Building a Diverse Candidate Pipeline That Actually Works
Diverse hiring does not happen by accident. It requires deliberate sourcing, structured processes, and a willingness to examine where your pipeline breaks down.
Most companies say they want to build diverse teams. Fewer have a clear picture of where in their hiring funnel they are losing diverse candidates, and fewer still have made the process changes that would actually fix it. Intention and outcome are far apart.
Building a genuinely diverse pipeline is not about setting quotas or lowering standards. It is about examining where bias and structural friction enter the process and making changes that allow qualified candidates from a wider range of backgrounds to compete on an equal footing.
Start With Where You Are Sourcing
If your entire candidate pipeline comes from employee referrals and a few mainstream job boards, your network is doing the filtering for you. Homogeneous networks produce homogeneous pipelines.
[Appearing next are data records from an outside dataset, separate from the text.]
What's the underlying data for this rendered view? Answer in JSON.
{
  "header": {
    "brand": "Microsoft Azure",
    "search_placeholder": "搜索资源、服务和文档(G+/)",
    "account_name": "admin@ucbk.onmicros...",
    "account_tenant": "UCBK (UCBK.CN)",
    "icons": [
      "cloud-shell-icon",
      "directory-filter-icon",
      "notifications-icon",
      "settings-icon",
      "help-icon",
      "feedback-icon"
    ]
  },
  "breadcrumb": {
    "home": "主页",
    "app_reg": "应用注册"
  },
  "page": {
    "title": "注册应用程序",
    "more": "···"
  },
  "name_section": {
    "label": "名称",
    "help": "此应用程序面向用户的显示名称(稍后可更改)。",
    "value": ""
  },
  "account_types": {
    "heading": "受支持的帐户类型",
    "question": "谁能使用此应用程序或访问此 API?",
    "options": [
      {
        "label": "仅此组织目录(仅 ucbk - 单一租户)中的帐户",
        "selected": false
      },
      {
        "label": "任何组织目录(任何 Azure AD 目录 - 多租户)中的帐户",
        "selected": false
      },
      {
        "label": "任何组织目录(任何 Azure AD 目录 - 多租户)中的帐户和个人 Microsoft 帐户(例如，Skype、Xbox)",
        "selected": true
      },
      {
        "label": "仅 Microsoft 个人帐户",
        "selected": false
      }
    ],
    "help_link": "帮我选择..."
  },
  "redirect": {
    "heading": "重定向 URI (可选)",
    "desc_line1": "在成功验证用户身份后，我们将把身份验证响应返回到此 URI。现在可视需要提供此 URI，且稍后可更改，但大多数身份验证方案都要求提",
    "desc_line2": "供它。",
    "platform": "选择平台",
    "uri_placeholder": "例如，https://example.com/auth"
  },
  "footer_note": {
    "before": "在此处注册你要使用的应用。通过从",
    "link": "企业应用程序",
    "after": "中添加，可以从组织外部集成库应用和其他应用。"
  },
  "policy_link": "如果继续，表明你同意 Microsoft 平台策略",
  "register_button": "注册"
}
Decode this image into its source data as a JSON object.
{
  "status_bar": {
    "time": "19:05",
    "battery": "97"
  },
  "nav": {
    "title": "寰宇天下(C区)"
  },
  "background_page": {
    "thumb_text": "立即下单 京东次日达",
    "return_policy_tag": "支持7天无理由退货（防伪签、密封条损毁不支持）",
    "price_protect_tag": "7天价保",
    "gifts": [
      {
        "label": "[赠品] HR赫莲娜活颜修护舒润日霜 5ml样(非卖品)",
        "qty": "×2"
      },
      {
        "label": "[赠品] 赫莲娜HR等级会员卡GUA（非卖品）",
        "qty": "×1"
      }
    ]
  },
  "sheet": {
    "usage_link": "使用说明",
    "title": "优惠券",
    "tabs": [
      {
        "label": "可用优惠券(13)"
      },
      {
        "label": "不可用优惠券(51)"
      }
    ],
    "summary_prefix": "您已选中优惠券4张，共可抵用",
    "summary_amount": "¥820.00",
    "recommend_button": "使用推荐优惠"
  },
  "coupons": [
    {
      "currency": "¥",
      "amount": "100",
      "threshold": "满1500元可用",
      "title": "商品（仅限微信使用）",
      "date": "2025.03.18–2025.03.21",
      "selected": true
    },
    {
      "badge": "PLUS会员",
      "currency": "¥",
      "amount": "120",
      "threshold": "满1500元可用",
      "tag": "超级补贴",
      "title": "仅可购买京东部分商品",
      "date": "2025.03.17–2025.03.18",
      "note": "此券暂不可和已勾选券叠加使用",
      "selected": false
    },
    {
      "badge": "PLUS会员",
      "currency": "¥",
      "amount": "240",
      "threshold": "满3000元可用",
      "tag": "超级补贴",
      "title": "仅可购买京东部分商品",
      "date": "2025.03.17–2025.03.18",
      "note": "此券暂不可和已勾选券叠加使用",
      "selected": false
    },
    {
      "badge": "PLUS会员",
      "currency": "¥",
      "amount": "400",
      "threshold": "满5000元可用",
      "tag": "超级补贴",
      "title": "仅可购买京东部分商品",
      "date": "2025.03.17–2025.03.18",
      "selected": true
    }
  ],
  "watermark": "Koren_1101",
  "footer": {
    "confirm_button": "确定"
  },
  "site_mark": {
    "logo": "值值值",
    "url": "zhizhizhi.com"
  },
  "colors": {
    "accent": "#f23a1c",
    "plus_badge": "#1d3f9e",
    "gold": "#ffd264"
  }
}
Deliberately sourcing through additional channels — HBCUs, professional associations for underrepresented groups, community colleges, veterans' networks — expands the pool before anyone reviews a resume.
Sourcing is the easiest place to make an immediate impact. It does not require changing your interview process or your evaluation criteria. It just requires reaching out to different places.
Tools like JobMinglr that surface candidates based on skills and preferences rather than keyword matches and referral networks can also help expand the candidate pool without additional sourcing effort.
Audit Your Job Descriptions
Job descriptions are full of language that inadvertently signals who the role is for. Words like "rockstar," "ninja," and "aggressive" correlate with male applicant preference. Excessive credential requirements screen out candidates who could do the job but took a less traditional path to getting there.
Remove requirements that are not genuinely necessary. If a degree is not actually required for the role, do not list it as required. The research on this is clear: unnecessary credential requirements disproportionately filter out qualified candidates from underrepresented groups.
Structure the Interview to Reduce Bias
Unstructured interviews are highly susceptible to affinity bias. Interviewers tend to prefer candidates who remind them of themselves. Structured interviews — where every candidate is asked the same questions and evaluated against the same criteria — reduce this effect significantly.
Using a standardized rubric for evaluation also helps. When interviewers have to rate candidates on specific dimensions rather than give an overall gut-feeling score, their judgments tend to be more accurate and more consistent across candidates.
Document your evaluations immediately after each interview. Memories of interviews degrade quickly and are subject to post-hoc rationalization. Notes taken in the moment are more reliable.